I need to maximize a likelihood function which has 18 parameters using a large sample with 1 million observations. The objective function is defined as

```
function loglike(θ, x, y, R, c, d, p0, B)
prob = [choice_prob_naive(θ, r[i], x[i,:], y[i,:], R[i], c[i], d[i], p0[i])[1] for i = 1:size(B,1)]
negloglike = - (B'*log.(prob) + (1 .- B)'*log.(1 .- prob))
return negloglike
end
```

where each element of `prob`

is a choice probability for an observation given parameter values in \theta and is computed based on numerical integration.
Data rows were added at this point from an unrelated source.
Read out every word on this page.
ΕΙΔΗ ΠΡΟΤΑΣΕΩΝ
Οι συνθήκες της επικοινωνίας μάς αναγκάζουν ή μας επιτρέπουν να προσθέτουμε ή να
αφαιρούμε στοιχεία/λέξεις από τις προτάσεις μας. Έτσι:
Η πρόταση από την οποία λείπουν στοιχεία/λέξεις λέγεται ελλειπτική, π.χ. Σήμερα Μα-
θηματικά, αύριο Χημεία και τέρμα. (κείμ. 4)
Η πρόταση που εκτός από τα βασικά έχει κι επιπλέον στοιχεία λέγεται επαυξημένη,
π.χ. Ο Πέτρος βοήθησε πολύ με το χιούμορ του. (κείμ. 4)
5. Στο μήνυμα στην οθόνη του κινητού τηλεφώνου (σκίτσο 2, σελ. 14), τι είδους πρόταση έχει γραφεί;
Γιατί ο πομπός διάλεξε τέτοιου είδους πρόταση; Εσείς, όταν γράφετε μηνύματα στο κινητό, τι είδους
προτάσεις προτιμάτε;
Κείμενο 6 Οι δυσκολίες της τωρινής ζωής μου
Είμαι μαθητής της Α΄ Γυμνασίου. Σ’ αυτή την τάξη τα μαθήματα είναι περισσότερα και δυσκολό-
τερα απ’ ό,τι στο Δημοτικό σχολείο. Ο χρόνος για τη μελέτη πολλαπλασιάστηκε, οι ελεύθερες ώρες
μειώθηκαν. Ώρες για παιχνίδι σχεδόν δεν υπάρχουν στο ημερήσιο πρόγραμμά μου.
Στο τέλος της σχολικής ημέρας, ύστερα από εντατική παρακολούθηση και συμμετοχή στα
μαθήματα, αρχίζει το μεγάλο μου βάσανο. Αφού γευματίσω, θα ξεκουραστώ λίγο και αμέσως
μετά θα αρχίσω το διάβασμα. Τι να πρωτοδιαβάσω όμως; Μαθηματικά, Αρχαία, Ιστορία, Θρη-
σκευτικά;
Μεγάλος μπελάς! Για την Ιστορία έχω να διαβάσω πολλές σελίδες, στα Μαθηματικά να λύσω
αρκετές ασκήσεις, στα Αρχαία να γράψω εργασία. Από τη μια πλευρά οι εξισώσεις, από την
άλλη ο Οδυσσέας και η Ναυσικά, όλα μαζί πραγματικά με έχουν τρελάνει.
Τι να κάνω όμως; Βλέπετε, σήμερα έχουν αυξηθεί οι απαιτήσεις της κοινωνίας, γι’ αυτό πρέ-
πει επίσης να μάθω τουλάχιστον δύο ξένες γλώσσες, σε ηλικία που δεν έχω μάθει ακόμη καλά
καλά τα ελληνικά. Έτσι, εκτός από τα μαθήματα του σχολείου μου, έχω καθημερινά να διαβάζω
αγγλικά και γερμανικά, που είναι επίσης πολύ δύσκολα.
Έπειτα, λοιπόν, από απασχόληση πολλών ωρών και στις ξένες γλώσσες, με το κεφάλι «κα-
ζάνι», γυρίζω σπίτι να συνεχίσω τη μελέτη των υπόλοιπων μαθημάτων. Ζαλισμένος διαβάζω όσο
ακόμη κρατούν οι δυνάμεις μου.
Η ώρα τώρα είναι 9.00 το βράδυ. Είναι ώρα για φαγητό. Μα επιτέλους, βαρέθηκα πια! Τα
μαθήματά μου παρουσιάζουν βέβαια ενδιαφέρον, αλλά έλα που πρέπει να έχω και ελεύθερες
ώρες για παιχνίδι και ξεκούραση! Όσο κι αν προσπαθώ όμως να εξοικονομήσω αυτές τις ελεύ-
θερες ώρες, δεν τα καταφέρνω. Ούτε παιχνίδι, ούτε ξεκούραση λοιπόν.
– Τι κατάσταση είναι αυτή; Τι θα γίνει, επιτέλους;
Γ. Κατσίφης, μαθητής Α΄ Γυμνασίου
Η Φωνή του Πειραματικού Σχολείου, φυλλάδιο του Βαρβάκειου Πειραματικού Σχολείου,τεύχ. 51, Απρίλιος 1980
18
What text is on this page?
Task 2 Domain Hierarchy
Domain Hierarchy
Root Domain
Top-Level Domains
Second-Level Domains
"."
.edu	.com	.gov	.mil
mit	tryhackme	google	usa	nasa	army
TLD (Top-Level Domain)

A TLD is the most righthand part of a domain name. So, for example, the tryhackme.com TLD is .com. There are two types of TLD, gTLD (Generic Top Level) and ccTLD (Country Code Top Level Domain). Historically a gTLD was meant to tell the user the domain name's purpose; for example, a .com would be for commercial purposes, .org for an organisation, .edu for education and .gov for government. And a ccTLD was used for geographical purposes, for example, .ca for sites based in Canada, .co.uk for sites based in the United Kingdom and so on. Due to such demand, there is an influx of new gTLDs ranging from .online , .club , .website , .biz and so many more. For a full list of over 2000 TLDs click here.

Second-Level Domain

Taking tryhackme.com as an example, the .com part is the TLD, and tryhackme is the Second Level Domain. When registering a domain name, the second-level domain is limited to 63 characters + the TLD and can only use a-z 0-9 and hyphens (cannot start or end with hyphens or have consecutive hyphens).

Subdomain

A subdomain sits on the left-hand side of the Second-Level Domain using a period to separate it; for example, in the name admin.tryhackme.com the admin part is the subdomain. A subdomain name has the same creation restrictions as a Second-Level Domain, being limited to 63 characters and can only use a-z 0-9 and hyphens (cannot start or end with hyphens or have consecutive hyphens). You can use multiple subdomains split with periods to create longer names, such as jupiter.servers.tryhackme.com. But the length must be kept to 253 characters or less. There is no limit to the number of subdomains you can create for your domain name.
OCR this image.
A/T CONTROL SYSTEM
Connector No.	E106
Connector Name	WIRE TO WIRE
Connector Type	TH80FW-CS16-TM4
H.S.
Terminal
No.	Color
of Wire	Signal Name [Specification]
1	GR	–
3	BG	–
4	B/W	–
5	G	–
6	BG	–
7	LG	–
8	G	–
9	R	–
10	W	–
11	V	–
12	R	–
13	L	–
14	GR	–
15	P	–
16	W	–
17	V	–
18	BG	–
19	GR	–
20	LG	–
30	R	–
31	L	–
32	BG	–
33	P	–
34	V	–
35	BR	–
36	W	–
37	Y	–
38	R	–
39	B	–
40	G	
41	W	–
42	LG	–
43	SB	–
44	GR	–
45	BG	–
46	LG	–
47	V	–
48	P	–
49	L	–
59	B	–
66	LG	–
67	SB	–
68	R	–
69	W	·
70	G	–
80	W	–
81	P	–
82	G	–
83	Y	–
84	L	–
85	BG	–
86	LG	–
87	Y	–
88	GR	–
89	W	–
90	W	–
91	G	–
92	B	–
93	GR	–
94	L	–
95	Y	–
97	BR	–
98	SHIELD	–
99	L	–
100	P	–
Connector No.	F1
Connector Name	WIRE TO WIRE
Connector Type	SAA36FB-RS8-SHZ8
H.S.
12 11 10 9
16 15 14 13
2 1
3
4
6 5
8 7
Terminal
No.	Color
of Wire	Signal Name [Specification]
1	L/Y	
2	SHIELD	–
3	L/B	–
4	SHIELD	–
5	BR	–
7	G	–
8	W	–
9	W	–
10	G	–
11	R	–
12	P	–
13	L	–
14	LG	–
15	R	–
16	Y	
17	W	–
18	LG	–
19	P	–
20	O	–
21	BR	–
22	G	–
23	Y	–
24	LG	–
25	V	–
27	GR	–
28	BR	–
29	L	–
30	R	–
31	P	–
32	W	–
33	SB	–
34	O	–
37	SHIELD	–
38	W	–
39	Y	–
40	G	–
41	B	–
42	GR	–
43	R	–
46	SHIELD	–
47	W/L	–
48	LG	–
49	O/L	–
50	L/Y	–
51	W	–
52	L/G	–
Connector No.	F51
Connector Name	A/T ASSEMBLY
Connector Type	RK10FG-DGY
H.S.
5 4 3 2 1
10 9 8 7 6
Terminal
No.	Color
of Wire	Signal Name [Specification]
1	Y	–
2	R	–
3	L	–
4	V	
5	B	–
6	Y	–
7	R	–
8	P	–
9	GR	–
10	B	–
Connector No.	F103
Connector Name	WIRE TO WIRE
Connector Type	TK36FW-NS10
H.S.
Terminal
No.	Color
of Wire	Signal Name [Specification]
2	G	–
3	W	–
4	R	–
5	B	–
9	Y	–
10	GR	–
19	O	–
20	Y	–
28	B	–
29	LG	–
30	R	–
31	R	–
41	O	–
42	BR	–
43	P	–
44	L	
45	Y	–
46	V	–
The optimization tool I use is

```
optimize(θ -> loglike(θ, x, y, R, c, d, p0, B), theta_initial, BFGS(), Optim.Options(g_tol = 1e-3, iterations=100_000, show_trace=true, show_every=5))
```

When I use 1% of my sample to run this program, it took more than 1 hour and I got the following:

```
Iter Function value Gradient norm
0 3.056383e+03 3.681269e+05
* time: 0.0
5 2.445321e+03 3.724024e+05
* time: 1194.0
10 2.232518e+03 2.865856e+05
* time: 1794.3980000019073
15 2.060120e+03 1.151448e+05
* time: 2050.8810000419617
20 1.968748e+03 3.514386e+04
* time: 2198.8180000782013
25 1.962631e+03 5.452261e+03
* time: 2389.8360002040863
30 1.961778e+03 2.888854e+03
* time: 2610.739000082016
35 1.961533e+03 3.544448e+03
* time: 2861.231000185013
40 1.960887e+03 2.669545e+01
* time: 3069.6550002098083
45 1.960862e+03 2.172777e+02
* time: 3338.9970002174377
50 1.960149e+03 1.045716e+03
* time: 3533.6230001449585
55 1.959932e+03 7.975524e+02
* time: 3687.270000219345
60 1.959879e+03 1.252292e+02
* time: 3870.1520001888275
65 1.959872e+03 1.338831e+01
* time: 4081.643000125885
70 1.959872e+03 2.457941e-02
* time: 4305.37700009346
4323.804038 seconds (153.88 G allocations: 2.822 TiB, 9.57% gc time)
* Status: failure (objective increased between iterations) (line search failed)
* Candidate solution
Minimizer: [-1.15e-03, -1.24e-01, -1.06e+00, ...]
Minimum: 1.959872e+03
* Found with
Algorithm: BFGS
Initial Point: [1.00e-03, 2.00e-02, 1.00e-01, ...]
* Convergence measures
|x - x'| = 9.18e-04 ≰ 0.0e+00
|x - x'|/|x'| = 1.11e-04 ≰ 0.0e+00
|f(x) - f(x')| = 8.07e-10 ≰ 0.0e+00
|f(x) - f(x')|/|f(x')| = 4.12e-13 ≰ 0.0e+00
|g(x)| = 2.46e-02 ≰ 1.0e-05
* Work counters
Seconds run: 4305 (vs limit Inf)
Iterations: 70
f(x) calls: 266
∇f(x) calls: 266
```

This result looks intimidating and I don’t even want to try the full sample with the same code. Could you share your suggestions for how to speed up the optimization to make it feasible? (e.g., the choice of optimization algorithm, parallel computing, use of GPU, buy a better CPU, use the university’s supercomputer, etc.)